If belief in God sufficed, how many court cases would we have on any given day or even in any given year?
There I was with my insomnia, trying not to let it all get to me. I managed to sleep Sunday night and again on Monday night. So Tuesday I tried to be productive, knowing that I might be asked to return to court on Wednesday because that Monday we were divided into panels and the first three were called to duty on Tuesday. Since I was in the seventh, I doubted I would be called in until Wednesday. I actually avoided it until Thursday. But not the insomnia.
As it turns out, the case was settled out of court and we were all sent home before lunch. And for this I will have earned $25. It could have been worse. I could have gotten a serious case that led to my feeling guilt ridden for the rest of my life. It was state court, however, so mostly traffic violations, civil suits, no divorces or child custody things. Certainly no murders, which is a very good thing. I live in a death penalty state and I've a feeling my being on the jury would be problematic.
I like to think that the reason I did not serve on a jury of my peers is because I'm peerless.
Okay. Back to the insomnia . . .
I had insomnia again and again and again. I managed to get 2 hours of sleep between Thursday and Saturday. I stayed up until I was sleepy on Saturday, past midnight. That worked. I actually slept for nearly 7 hours. Interrupted hours because I remembered something I needed to correct, got up and fixed it, and then went back to bed.
|Rocky the Zombie|
can be found here.
Between the insomnia and the jury duty I was not doing well. Falling behind in everything, unable to focus, exercise, do much of anything at all. I was a zombie. (Look! Cute zombie adoring a cupcake.)

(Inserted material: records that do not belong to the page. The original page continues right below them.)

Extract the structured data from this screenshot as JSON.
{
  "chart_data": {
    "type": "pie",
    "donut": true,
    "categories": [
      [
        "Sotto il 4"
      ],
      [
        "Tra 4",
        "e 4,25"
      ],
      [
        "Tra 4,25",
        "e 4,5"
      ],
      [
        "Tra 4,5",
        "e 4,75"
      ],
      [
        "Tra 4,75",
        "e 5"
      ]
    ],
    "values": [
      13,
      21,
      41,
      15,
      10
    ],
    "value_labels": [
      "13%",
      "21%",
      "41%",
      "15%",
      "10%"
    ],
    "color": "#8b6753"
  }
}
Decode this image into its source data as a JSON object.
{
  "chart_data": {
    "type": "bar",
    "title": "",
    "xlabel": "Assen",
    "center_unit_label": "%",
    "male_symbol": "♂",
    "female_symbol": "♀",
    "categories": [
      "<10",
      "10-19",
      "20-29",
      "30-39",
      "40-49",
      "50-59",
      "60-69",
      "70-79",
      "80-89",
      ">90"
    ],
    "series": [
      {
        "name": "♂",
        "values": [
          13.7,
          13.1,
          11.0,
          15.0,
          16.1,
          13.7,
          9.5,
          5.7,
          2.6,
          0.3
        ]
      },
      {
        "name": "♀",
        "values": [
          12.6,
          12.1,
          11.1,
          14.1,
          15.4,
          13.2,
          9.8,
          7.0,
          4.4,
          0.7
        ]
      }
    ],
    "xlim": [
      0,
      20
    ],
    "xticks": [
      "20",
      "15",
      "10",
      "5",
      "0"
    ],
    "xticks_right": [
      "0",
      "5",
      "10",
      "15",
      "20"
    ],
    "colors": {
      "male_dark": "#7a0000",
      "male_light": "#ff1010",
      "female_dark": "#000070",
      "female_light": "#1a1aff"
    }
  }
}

And here it is nearly 11pm on Sunday and here I am writing a blog post. I think that says where I am today as clearly as anything else.
All week I would read a page or two and then just sort of fade out altogether. I would pick up something to do and then put it down in another room, forget where it was. Then I would remember I needed to do something that had nothing to do with what I couldn’t find anyway so I would go do that only to zone out and just find myself sort of staring, you know, mindlessly.
My entire week went like that.
And tonight looks like more of the same. Rob works tomorrow and I will just have to study, a page at a time, two pages at a time, until I have finished the notes I need to take for the chapter I should have finished two weeks ago but couldn’t because I couldn’t sleep.
|Image found here.|
It’s a vicious cycle. Stress makes it hard for me to sleep and no sleep results in my being unable to do the things I need to do. I can't study or exercise properly. The pressure of falling behind on my studies makes it more stressful for me and so I lose sleep and . . .
I think my sleep is broken and so far nothing has worked. I’ll be giving valerian a try again tomorrow. And if that still doesn’t work Tuesday I’ll take some Tylenol PM knowing it will work but I won’t be functional the next day. By then it won’t matter. If I haven’t had more than an hour or two of sleep by Tuesday, I won’t be able to function on Wednesday anyway. So taking something on Tuesday won’t make my Wednesday any more pointless than it would be otherwise.
I haven't yawned yet. But I'm going to give this sleep thing another try.